According to the media, more and more college students are going hungry. Many universities are organizing food pantries to feed students suffering from "food insecurity."
The San Francisco Chronicle reported recently that more than 500 UC Berkeley students have applied for food stamps so far this year--up from only 111 during all of 2016. Thousands of UC Berkeley students rely on the university's food pantry; 1,549 students obtained donated food there during the month of September alone.
What's going on? Today, the typical college graduate is burdened with $37,000 in student loans. How can students borrow so much money to finance their studies and yet go hungry?
Here are my reflections on food insecurity at American colleges.
First, college students have struggled to feed themselves for more than a hundred years. Dorothy Day, for example, the founder of the Catholic social justice movement, wrote of going hungry during her college days at the University of Illinois back in 1914-1916. "At night," she wrote, "I could study in the university library. When I went back to my room I had to go to bed immediately, and when I was cold and hungry it was hard to get up in the morning."
I don't think Dorothy Day's college experience was atypical for her time. Even when I was in college more than 40 years ago, students heated Campbell's soup in their dorm-room popcorn poppers or made grilled cheese sandwiches by wrapping them in tinfoil and heating them with an electric iron. And ramen noodles were a staple of many college students' diets.
As a college freshman, I recall eating at Griff's Drive-In with my dormmates on Sunday evenings, when Griff's sold hamburgers for ten cents each. We would pool our resources to buy 30 puny burgers (each garnished with exactly one pickle chip), and we would all eat about four.
Today, however, we have a new term--food insecurity--to describe students who live on limited budgets. Being food insecure doesn't mean students are starving; it just means they have too little to eat from time to time and are often forced to purchase substandard food (like Griff's hamburgers).
For example, the Chronicle featured one food insecure student who eats a typical lunch of "oatmeal, raspberries, chia seeds, flaxseeds, chocolate chips and coconut shavings, plus a spinach salad." As Joseph Conrad might have put it, "The horror! The horror!"
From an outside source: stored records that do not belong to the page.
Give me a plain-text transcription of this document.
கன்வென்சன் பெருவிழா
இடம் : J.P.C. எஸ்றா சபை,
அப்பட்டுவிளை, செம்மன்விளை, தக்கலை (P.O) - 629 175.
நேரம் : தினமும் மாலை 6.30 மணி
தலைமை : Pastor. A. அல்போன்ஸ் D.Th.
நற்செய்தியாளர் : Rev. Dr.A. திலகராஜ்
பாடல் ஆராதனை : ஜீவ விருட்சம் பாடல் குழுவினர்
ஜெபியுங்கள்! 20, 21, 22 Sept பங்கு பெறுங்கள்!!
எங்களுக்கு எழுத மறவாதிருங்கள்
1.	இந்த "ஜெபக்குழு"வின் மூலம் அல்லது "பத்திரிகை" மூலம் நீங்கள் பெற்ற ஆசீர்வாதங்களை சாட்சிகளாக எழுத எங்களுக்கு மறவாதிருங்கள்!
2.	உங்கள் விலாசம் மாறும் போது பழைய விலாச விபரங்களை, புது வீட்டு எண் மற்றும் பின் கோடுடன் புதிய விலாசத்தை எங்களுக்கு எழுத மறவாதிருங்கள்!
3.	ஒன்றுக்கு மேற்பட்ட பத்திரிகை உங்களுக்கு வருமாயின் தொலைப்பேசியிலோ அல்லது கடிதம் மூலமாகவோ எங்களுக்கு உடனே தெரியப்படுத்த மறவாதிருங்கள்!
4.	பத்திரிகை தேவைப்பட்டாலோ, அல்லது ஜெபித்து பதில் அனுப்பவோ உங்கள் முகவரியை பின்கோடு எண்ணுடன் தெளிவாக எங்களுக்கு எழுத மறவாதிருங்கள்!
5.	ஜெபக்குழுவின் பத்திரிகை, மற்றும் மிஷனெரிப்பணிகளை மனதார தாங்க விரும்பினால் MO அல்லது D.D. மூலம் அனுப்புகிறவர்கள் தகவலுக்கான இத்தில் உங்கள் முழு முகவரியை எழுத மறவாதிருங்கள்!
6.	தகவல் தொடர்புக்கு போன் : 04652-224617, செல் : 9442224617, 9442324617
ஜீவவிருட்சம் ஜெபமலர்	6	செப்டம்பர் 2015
And of course, college leaders would like the media to focus on their students' so-called "food insecurity" rather than the long-term suffering their graduates will experience when they try to pay off their student loans. Maybe that's why Janet Napolitano, president of UC, pledged $302,000 to expand food pantries at UC campuses and help students sign up for food stamps.
Janet herself is not missing any meals. Her UC compensation was $3.7 million in 2014-2015, which makes UC's $302,000 contribution for food assistance seem puny in comparison.
And the UC chancellors are doing OK as well. According to a 2016 newspaper report, nine UC chancellors received a total of $1.5 million in outside income for serving on various corporate boards during 2012-2014--that's in addition to their munificent salaries.
UC professors aren't worried about their next meal either. They draw handsome salaries, have top-notch health insurance, and expect to retire with generous pensions.
The reality is this. College students are not suffering unduly from food insecurity, even though some may be forced to eat spinach salads for lunch. Their suffering is in the future, when they graduate with massive student loan debt they can't pay back and can't discharge in bankruptcy. In fact, many college graduates will be eating ramen noodles for a long, long time.
References
Nanette Asimov. Many college students going hungry, need donated food groceries and food stamps. San Francisco Chronicle, November 23, 217.
Diana Lambert and Alexei Koseff. UC Davis chancellor apologizes, will donate textbook stock to student scholarships. Sacramento Bee, March 4, 2016. Accessible at http://www.sacbee.com/news/investigations/the-public-eye/article64041327.htm
Patrick McGreevy. University of California administration is paying excessive salaries and mishandling funds, state audit says. Los Angeles Times, April 25, 2017.